Aos que seguirão com a leitura: leiam o rodapé.

Atenciosamente, SraAdria.

Uma lufada de ar bate, ferozmente, contra minha face. A brisa fria, acaricia com destreza, as maçãs de meu rosto gélido. A ponta do nariz, agora parecia uma mini pedra de gelo, um gelo provindo da mistura água+suco de morango, pois, se encontra rosada devido ao frio. Meus olhos, lacrimejam, enquanto vejo algumas pessoas esperando por parentes no desembarque.

Sinto um aperto no lado esquerdo do peito. Um nó se forma em minha garganta, arranhando-a. Não existe uma presença esperando por mim, com aquela placa fofulenta, esbanjando em letras coloridas um: 'Bem-Vinda, Livia'. Existem várias pessoas ao redor, sorridentes, chorosas, saudosas. Elas correm na direção de quem se tem por proteção, por objeto de acalento, saudade, amor. Elas se reconhecem no abraço, no beijo demorado, no beijo esquimó, no enlaço das almas que, agora se entrelaçam, unindo-se mais uma vez. Cada pessoa, cada ser singular desse aeroporto, tem para quem voltar, realmente. Eu não tenho ninguém.

E, sinceramente, é melhor. Quando se tem uma ausência tão extensa, qualquer presença profunda pode ser assustadora, trazendo à borda de sua existência, doses homeopáticas ou doses altíssimas de desconfiança. O verbo "permanecer" pode assombrar mais do que o sujeito que opta por ficar. Talvez, não tenha muito sentido nessas palavras. Talvez, tenha um sentido avassalador, daqueles que te faz pensar: "Caralho, realmente, tem sentindo para mim". Se remete à uma compreensão muito assertiva, recomendo que olhe para dentro de seu núcleo, pode haver algo. Pode ser algo pequeno, como um grão de arroz. Pode ser gigante, do tamanho de uma girafa ou elefante. Como preferir. Mas, só porque não está em evidência, não quer dizer que esse algo seja inexistente. Todos temos nossas dores, uma fagulha no passado que dói um pouco. Para alguns, é como uma espetada de uma agulha, para outros, é como colocar álcool sobre uma ferida que está em carne viva. Queima, arde e, tudo encendeia. De fora para dentro, de dentro para fora, podendo causar uma explosão. Estou no segundo grupo. Se você tem alguma chance, arrisque-se, peça ajuda se necessário for, mas, não! Em hipótese alguma, sucumba à essa coisa que está trancafiada ai. Falo sério, isso pode lhe matar. E, não há coisa pior do que, estar morto por dentro e seguir vivendo.

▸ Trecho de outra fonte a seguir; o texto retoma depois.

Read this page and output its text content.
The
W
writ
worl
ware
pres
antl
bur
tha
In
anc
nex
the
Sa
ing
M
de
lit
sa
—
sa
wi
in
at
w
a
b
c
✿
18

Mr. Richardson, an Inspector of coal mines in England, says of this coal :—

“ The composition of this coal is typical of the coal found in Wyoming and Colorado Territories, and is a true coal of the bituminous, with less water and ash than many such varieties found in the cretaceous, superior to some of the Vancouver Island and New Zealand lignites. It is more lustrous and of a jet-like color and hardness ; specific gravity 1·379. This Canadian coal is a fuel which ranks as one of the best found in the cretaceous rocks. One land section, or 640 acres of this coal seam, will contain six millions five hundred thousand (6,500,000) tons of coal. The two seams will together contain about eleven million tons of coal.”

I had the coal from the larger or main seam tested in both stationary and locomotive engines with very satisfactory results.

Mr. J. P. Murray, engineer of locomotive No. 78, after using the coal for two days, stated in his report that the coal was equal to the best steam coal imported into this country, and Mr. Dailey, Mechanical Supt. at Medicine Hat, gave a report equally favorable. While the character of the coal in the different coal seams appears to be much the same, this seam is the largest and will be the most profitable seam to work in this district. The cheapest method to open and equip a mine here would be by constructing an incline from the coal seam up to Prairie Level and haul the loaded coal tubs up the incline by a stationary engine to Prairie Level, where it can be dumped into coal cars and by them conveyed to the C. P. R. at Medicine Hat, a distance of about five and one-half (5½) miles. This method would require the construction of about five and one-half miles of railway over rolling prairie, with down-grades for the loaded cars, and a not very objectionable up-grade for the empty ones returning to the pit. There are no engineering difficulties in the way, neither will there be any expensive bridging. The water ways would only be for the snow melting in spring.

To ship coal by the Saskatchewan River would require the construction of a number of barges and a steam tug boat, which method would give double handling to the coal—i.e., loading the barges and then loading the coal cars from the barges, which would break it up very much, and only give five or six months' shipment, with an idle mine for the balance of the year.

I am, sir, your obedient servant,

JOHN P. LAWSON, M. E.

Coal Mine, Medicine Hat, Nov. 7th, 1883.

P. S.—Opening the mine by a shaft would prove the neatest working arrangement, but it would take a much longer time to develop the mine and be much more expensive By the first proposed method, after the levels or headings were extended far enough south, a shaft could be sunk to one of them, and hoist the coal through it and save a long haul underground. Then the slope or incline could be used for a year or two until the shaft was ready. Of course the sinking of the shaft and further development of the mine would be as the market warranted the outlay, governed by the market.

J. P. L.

Há, nesse momento, agulhas sob meus pés. Caminho receosa, como se pudessem tocar-me brutalmente, arrebatando minha carne em um único apalpar. Rastros de dor, de amargura, formam-se pelo piso lustroso do aeroporto. Muitos não vêem, sequer sentem a dor que sinto. Mas, há aqueles que notam. Nas entre-linhas. No franzir do cenho, no umidecer dos lábios, buscando molhar as palavras que podem sair esvoaçantes da boca. Atravesso às portas envidraçadas, como quem se recusa à ver o mundo real. Sinto meu sangue ferver, escorrer das feridas internas que, estão abertas. Expostas. Sendo acometidas à cutucadas antecipadas. Essa é a morte lenta que dizem? Bom, "veneno só mata, se o beber". Estou eu, com o vidro do mesmo em mãos? Aparentemente.

Estou fora.

Pessoas transitam apressadas, esbarrando-se em meu corpo estático.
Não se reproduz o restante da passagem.